4. This project connects new, verified gas sources and future potential large providers, through a pipeline corridor with scalable capacity, with the geographical center of the European gas market.
5. Nabucco answers best to the European Commission’s priority goal of ensuring supply diversification in this part of the EU.
6. The Nabucco project would to a significant degree cover the transited region’s needs for interconnecting pipelines.
Emphatically stated, “[I]t is in the EU’s wider interest that these views are acknowledged, and taken stock of, by the European Commission, the External Action Service and the other relevant structures. This would only be consistent with its previous statements and views.”
These points clearly allude to Nabucco West’s comparative advantages (as seen from an EU perspective) over TAP, to wit:
• strategic impact on the targeted markets in terms of supply diversification;
• prioritization of those markets in line with diversification urgencies; pipeline scalability to ensure strategic volumes from potential new providers (e.g., Turkmenistan);
• access to the Central European Gas Hub at Baumgarten near Vienna; and
• Nabucco-West’s added value, as backbone for existing and planned interconnector pipelines between the countries along this route.
Conversely, by emphasizing those advantages, the ministers’ letter indirectly points out where the rival TAP project falls short of the EU’s strategic objectives. The Commission had designed the Southern Gas Corridor in pursuit of supply security and diversification goals.
Those are not TAP’s priorities. TAP targets Italy as its main market. Italy, however, is fully saturated and highly diversified with gas supplies by overland pipeline from Russia (via Ukraine-Slovakia-Austria to Italy), seabed pipelines from North Africa, and tanker-delivered liquefied natural gas (LNG) from African and Middle Eastern suppliers.

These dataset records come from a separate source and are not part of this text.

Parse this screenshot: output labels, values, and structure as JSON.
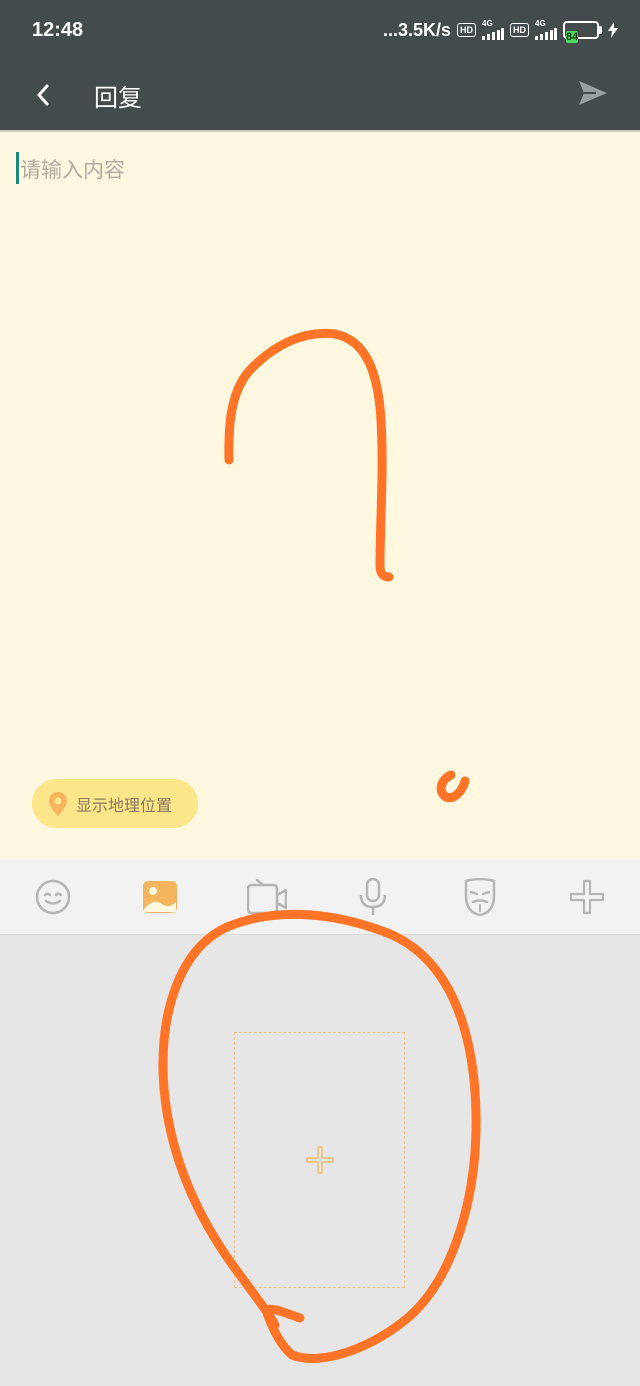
{
  "status_bar": {
    "time": "12:48",
    "net_speed": "...3.5K/s",
    "hd_badge": "HD",
    "signal_gen": "4G",
    "battery": "84"
  },
  "app_bar": {
    "title": "回复"
  },
  "editor": {
    "placeholder": "请输入内容"
  },
  "location_chip": {
    "label": "显示地理位置"
  },
  "toolbar": {
    "items": [
      "emoji-icon",
      "image-icon",
      "video-icon",
      "microphone-icon",
      "mask-icon",
      "plus-icon"
    ],
    "active_item": "image-icon"
  },
  "colors": {
    "header_bg": "#434b4d",
    "editor_bg": "#fff8e1",
    "accent_orange": "#f5b55f",
    "annotation_orange": "#ff7427",
    "chip_bg": "#fde68a"
  }
}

Moreover, Italy is massively building new LNG-reception terminals, apparently seeking to become itself a northbound transit corridor into continental Europe.
The TAP project seems to be mapping out its market destinations reflecting in part Italian transit ambitions. In submitting its final bid to the Shah Deniz gas producers, the TAP pipeline consortium touted its potential to reach via Italy as far as “Northern Europe” with Caspian gas in the future, “as and when more volumes become available” (TAP press release, March 28). A follow-up TAP communication underscores opportunities to deliver Caspian gas volumes via Italy to Switzerland, Germany, France, the United Kingdom and Austria, already at the first stage of TAP’s operation, if this project is selected (TAP press release, April 10).
TAP’s ownership structure has all along been predominantly non-EU (42.5 percent Norwegian, another 42.5 percent Swiss, 15 percent German, and a proposed “strategic” storage site in Albania). But it defined EU member country Italy as TAP’s main market (with Greece and Albania to receive minor portions from the gas flow en route to Italy).
For several years, TAP proposed to “open” the Southern Gas Corridor ahead of the Nabucco project, the implication being that this would merely be a sequencing decision (allowing both projects to proceed in this sequence), not an either-or decision. This could be read as meaning that Nabucco would be postponed, but not killed, if TAP gained priority access to Shah Deniz gas.
However, TAP advertises a possible capacity scale-up from 10 bcm to 20 bcm per year (through additional compressor power, not parallel pipeline strings). It plans to deliver future volumes of Caspian gas (“as and when more volumes become available”—see above) to Western and even Northern Europe, where the energy mix as well as gas supplies are well-diversified, and LNG is accessible. With such planning, TAP would continually direct Caspian gas away from Nabucco-West’s participant countries in Southeastern and Central Europe, even as those countries remain heavily dependent on Russian gas, and lack access to LNG.
TAP may well be an attractive corporate business project in its own right. But it does not reflect the strategic goals and priorities that had inspired the European Commission to design the Southern Gas Corridor.